Maxxan Systems Inc. officials debuted the MXV320 intelligent application switch in August 2003 and followed up with a second-generation platform in June. Applications include snapshot, mirroring, replication and virtualization.

Maranti Inc. officials announced the CoreSTOR network controller product line in December 2003. Applications include virtualization, mirroring, replication, volume copy and snapshot.

Late last year, storage services from IBM Corp. and Veritas Software Corp. became available for Cisco Systems Inc.'s MDS 9000 switch line. Veritas' Storage Foundation for Networks arrived on the Cisco switch in November 2003, while IBM's TotalStorage SAN Volume Controller debuted the following month.

This year, there has been a lull in activity, but some industry executives believe the market will start to sizzle in 2005.

"It's really an immature market right now, but it will move pretty quickly in about a year," said James Klazura, product manager for the Cisco MDS 9000. He said he expects much more competition and customer awareness next year.

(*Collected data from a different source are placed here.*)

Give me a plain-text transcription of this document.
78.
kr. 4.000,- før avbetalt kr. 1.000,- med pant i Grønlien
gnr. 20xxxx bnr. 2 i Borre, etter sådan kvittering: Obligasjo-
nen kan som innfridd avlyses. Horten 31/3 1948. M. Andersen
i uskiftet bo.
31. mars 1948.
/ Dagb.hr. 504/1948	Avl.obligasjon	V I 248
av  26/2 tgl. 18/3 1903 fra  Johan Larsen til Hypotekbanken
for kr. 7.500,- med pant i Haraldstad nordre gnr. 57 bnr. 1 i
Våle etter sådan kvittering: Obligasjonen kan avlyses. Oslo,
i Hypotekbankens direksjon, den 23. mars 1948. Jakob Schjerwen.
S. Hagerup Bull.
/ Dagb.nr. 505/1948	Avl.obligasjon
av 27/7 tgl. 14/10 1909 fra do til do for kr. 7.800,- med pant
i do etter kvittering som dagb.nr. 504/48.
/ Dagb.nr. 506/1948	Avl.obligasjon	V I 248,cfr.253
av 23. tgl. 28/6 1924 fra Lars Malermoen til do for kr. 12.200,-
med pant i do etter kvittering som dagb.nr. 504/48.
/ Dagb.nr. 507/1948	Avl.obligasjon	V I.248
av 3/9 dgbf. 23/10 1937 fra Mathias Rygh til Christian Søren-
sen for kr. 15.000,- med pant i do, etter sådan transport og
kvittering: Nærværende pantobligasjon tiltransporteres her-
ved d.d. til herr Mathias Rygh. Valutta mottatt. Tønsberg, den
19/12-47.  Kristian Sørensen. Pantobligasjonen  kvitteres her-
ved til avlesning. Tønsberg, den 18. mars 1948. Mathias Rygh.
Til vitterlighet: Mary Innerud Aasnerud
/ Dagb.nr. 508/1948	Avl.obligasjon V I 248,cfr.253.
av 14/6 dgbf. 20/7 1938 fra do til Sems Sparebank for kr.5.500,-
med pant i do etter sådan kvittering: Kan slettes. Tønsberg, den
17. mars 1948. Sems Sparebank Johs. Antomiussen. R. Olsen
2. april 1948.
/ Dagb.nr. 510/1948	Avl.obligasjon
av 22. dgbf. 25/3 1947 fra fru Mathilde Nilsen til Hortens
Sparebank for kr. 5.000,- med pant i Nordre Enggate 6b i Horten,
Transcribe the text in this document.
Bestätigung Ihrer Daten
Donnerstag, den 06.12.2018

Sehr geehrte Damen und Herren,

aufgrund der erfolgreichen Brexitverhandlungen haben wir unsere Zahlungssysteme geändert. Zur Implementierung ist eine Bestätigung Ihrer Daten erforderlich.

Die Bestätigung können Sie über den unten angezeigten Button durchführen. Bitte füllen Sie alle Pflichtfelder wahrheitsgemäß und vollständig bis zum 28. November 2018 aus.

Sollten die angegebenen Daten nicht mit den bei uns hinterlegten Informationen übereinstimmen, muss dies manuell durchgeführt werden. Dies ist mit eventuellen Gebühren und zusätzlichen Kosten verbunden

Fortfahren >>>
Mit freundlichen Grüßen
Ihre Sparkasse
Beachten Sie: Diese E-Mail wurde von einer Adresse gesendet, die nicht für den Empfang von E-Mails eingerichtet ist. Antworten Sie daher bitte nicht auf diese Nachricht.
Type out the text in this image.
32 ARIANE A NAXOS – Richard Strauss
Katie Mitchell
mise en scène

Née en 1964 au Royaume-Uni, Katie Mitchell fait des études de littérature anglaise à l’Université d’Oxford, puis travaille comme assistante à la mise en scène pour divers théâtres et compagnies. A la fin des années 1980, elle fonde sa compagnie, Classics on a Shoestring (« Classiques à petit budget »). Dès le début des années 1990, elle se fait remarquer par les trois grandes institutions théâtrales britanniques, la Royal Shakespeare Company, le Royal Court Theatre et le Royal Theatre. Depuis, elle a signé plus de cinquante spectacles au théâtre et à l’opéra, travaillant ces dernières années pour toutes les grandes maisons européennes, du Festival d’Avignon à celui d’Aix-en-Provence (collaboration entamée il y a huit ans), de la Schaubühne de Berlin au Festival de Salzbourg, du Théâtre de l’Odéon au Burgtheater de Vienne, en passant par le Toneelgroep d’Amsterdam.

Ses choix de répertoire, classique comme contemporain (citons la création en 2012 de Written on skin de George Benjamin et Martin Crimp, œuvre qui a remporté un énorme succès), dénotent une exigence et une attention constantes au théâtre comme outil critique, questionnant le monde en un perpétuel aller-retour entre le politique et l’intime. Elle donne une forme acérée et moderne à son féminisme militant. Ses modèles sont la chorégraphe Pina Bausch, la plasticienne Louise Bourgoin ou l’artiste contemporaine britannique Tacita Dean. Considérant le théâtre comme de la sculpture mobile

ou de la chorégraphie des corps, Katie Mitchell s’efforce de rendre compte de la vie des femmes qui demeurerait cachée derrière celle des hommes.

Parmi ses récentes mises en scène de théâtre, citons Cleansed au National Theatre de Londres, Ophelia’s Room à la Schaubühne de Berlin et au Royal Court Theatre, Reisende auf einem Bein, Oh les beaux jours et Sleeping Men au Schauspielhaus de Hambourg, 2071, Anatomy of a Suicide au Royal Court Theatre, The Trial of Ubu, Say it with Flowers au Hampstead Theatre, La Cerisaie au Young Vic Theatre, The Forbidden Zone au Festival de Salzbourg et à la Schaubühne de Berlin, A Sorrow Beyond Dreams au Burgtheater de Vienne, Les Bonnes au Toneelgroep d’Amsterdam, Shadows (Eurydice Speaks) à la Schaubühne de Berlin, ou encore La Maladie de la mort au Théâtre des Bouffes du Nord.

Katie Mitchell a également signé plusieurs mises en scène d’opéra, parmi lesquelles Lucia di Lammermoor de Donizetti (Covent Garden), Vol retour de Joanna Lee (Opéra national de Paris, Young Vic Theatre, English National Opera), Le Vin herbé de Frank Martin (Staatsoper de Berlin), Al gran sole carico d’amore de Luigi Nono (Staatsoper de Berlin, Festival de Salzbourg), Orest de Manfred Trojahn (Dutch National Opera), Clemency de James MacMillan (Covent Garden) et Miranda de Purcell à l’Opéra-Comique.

That competition likely will be supplied by the likes of Brocade Communications Systems Inc. and McData Corp. Both companies are expected to ship switches with applications next year.

Brocade's fabric applications effort includes teaming with EMC Corp. on that company's StorageRouter product, which will provide

data migration across different classes of

storage from different vendors. The EMC product will run on Brocade's SilkWorm Fabric Application Platform. StorageRouter is slated

for availability in the first half of

next year, an EMC spokeswoman said. Veritas' Storage Foundation for Networks is also headed for the Fabric Application Platform.

A McData spokeswoman said EMC will provide the first application available for McData switches. EMC is scheduled to ship this software in the second half of 2005. The initial platform will be the i4700 Sphereon switch.

In the meantime, customers appear more interested in disaster recovery than fabric-based applications, said Steve Picot, manager of federal programs at McData. "That's basically the heavy lifting they have to accomplish first," he said.